Unless you just finished a 5 hour ride, or are in the middle of a stage race or series of hard days training back-to-back, there’s generally going to be no need to consume large quantities of refined or white carbohydrates. Most training sessions will be followed by an appropriately portioned recovery meal that will help facilitate the recovery of lost glycogen stores and stimulate the rebuilding of damaged tissues and increase in enzymes needed for intense exercise. The first meal or two after a hard session are the only times large quantities of white rice, bread, white potatoes, sugary cereals, etc. should be consumes.

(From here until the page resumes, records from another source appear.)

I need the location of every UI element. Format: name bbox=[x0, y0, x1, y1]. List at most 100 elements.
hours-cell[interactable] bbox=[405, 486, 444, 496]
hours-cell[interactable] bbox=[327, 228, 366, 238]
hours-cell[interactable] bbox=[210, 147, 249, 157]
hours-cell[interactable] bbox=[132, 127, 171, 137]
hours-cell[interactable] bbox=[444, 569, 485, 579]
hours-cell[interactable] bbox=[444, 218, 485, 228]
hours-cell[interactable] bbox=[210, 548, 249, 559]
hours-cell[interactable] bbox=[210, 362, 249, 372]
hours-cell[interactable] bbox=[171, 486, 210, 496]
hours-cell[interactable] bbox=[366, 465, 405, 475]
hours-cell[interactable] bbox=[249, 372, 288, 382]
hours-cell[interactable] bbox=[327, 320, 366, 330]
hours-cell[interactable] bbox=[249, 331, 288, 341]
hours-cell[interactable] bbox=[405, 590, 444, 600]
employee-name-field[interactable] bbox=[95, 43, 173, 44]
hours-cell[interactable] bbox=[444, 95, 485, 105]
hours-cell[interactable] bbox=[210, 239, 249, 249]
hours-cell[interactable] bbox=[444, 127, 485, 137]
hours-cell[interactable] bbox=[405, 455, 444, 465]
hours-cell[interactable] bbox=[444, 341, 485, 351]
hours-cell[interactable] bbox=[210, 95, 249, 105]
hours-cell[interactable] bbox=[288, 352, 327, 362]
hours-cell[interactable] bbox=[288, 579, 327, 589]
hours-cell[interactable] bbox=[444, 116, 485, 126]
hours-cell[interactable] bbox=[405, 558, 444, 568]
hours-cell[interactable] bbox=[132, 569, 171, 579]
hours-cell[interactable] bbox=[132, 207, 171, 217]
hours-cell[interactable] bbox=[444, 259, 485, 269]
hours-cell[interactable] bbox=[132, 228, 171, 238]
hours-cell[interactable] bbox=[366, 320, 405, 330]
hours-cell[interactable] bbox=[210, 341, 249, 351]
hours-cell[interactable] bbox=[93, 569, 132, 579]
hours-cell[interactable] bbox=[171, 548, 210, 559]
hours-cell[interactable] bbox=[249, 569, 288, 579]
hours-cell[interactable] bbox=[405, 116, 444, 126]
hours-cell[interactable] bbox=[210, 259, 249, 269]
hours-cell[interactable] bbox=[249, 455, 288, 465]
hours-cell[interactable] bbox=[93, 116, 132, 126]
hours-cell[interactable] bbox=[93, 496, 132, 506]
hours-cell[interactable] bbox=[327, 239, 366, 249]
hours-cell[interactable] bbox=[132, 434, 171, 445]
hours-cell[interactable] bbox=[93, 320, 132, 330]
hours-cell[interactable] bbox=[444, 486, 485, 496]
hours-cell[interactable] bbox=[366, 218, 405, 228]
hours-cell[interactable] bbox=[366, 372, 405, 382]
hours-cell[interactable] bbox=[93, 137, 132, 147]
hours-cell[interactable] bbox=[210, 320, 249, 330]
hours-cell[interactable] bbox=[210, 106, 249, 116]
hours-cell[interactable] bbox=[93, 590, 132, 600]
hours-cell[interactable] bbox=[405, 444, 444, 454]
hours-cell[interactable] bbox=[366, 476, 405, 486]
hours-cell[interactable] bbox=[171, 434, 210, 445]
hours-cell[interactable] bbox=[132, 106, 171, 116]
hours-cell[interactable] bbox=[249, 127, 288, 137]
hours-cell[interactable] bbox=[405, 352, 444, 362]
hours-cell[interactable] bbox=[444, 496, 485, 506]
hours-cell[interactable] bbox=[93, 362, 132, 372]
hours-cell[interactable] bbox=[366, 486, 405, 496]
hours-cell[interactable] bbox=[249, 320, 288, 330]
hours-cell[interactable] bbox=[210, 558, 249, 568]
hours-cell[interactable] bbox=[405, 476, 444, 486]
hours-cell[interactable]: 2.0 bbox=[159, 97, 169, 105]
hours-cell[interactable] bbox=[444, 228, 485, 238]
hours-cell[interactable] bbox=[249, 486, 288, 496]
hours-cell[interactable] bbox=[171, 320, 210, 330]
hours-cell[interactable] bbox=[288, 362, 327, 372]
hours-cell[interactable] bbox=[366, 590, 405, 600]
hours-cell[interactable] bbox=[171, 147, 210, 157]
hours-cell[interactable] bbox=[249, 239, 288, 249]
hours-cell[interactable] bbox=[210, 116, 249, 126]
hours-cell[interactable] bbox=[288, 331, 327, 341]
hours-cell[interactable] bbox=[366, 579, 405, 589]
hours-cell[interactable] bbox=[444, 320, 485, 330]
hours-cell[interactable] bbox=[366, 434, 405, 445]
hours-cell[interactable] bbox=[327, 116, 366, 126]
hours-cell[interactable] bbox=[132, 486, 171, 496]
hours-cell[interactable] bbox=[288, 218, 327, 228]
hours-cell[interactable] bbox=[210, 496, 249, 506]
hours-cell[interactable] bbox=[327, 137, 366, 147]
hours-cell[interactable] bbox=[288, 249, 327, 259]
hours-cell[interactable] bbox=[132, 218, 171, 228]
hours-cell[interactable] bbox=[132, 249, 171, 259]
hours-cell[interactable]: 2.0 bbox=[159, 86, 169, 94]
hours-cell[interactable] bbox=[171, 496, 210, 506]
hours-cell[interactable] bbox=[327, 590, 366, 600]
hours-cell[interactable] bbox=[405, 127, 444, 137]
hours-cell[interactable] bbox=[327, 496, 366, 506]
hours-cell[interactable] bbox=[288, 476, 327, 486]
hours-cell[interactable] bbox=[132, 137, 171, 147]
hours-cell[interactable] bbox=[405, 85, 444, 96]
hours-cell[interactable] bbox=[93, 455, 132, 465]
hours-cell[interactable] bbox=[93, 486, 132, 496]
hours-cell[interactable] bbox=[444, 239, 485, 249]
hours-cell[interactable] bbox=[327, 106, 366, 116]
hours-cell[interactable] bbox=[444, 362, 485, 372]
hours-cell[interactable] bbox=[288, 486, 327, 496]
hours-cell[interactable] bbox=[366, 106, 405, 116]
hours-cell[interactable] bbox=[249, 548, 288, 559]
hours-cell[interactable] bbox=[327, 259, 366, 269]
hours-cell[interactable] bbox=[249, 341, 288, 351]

At other times not immediately following hard training sessions, small quantities may be fine (<50g CHO), or choosing other more nutritious, slowly digested CHO will serve the need for CHO while increasing the nutritive content of your diet and minimize the insulin response of meals not immediately following training (and therefore, should help limit unnecessary fat storage). Most of the time, it’s better to get your carbohydrate intake from things like rolled oats, sweet potatoes, peas, carrots, legumes, fruits of all sorts, etc. These sources of CHO will provide a lot more vitamins, minerals and phytochemicals that will probably enhance your general health, bolster your immune system, keep you healthy and help you adapt to your training better than consuming the relatively empty calories that white bread or white rice would offer. The minerals, in particular, are useful in buffering acidity in the body, which some would argue provides a significant health and performance advantage.